Wednesday, July 20, 2022

Europe's mightiest river is drying up amid a record heatwave, causing shipping issues and deepening the continent's energy woes


An example of how climate disruption is contributing to inflation, in this case by increasing shipment costs and reducing supplies.


The River Rhine, one of Europe's most important rivers which is used to transport cargo including chemicals, grains, and coal across the continent, is drying up amid record-breaking summer heatwaves.

Germany's Federal Institute of Hydrology has warned that rivers in Central Europe are at "unusually low" levels and are continuing to fall.


Southwest Germany news outlet SWR reported that the low level of water is limiting shipping on the Rhine south of Duisburg and Cologne and that for days, freight ships haven't been able to travel fully-loaded.

A representative for Germany's Federal Institute of Hydrology told Bloomberg that if the level at Kaub dips down to 40 centimeters (15.7 inches), it's uneconomical for vessels carrying commodities to sail past it given how little cargo they'd be able to carry.

The low water levels already impacting energy supplies.

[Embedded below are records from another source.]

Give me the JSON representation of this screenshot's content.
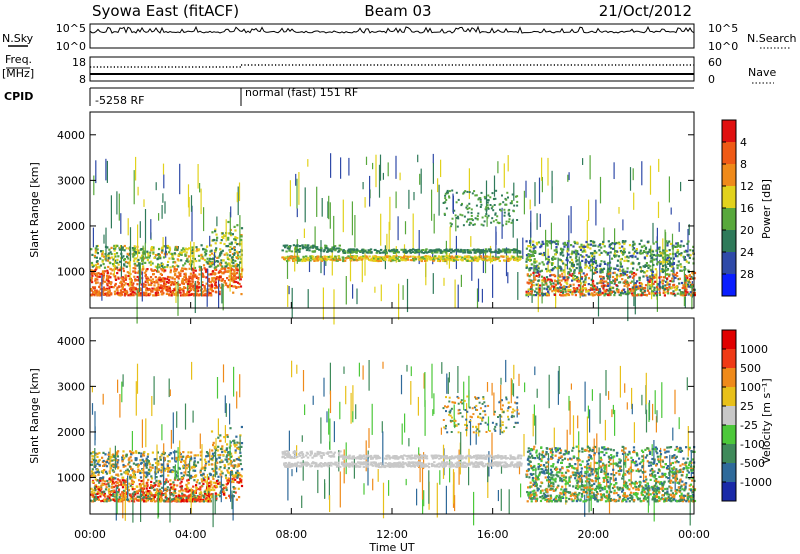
{
  "header": {
    "station": "Syowa East (fitACF)",
    "beam": "Beam 03",
    "date": "21/Oct/2012"
  },
  "noise_panel": {
    "left_label": "N.Sky",
    "right_label": "N.Search",
    "left_ticks": [
      "10^5",
      "10^0"
    ],
    "right_ticks": [
      "10^5",
      "10^0"
    ]
  },
  "freq_panel": {
    "left_label_1": "Freq.",
    "left_label_2": "[MHz]",
    "right_label": "Nave",
    "left_ticks": [
      "18",
      "8"
    ],
    "right_ticks": [
      "60",
      "0"
    ]
  },
  "cpid_panel": {
    "label": "CPID",
    "segments": [
      {
        "label": "-5258 RF",
        "start_hour": 0
      },
      {
        "label": "normal (fast) 151 RF",
        "start_hour": 6
      }
    ]
  },
  "time_axis": {
    "label": "Time UT",
    "ticks": [
      "00:00",
      "04:00",
      "08:00",
      "12:00",
      "16:00",
      "20:00",
      "00:00"
    ]
  },
  "chart_data": [
    {
      "type": "heatmap",
      "title": "Power",
      "quantity": "Power",
      "xlabel": "Time UT",
      "ylabel": "Slant Range [km]",
      "xlim_hours": [
        0,
        24
      ],
      "ylim_km": [
        200,
        4500
      ],
      "yticks": [
        "1000",
        "2000",
        "3000",
        "4000"
      ],
      "colorbar": {
        "label": "Power [dB]",
        "ticks": [
          "4",
          "8",
          "12",
          "16",
          "20",
          "24",
          "28"
        ],
        "colors": [
          "#0a1eff",
          "#2f4aa8",
          "#2f7a5a",
          "#58a83c",
          "#e2d21c",
          "#ef8a1a",
          "#ef5a16",
          "#e01010"
        ]
      }
    },
    {
      "type": "heatmap",
      "title": "Velocity",
      "quantity": "Velocity",
      "xlabel": "Time UT",
      "ylabel": "Slant Range [km]",
      "xlim_hours": [
        0,
        24
      ],
      "ylim_km": [
        200,
        4500
      ],
      "yticks": [
        "1000",
        "2000",
        "3000",
        "4000"
      ],
      "colorbar": {
        "label": "Velocity [m s⁻¹]",
        "ticks": [
          "1000",
          "500",
          "100",
          "25",
          "-25",
          "-100",
          "-500",
          "-1000"
        ],
        "colors": [
          "#1a2aa8",
          "#2f6a9a",
          "#3f8a5a",
          "#4cc83a",
          "#c8c8c8",
          "#e8c01a",
          "#ef8a1a",
          "#ef3a16",
          "#e00000"
        ]
      }
    }
  ]
}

The supply of coal to two power stations in Germany – one in Mannheim and another in Karlsruhe – has been "affected" by low water levels in the Rhine since July 13, according to the EEX exchange.


 Low water levels on the Rhine having an economic impact has not been uncommon in recent years, with a lack of water in the river attributed in 2019 to causing a short-lived recession in Germany at the tail end of 2018.

Pantheon Macroeconomics said in January 2019 that low river levels effectively amount to a "supply shock in German manufacturing," by lowering the availability of key goods needed for the sector.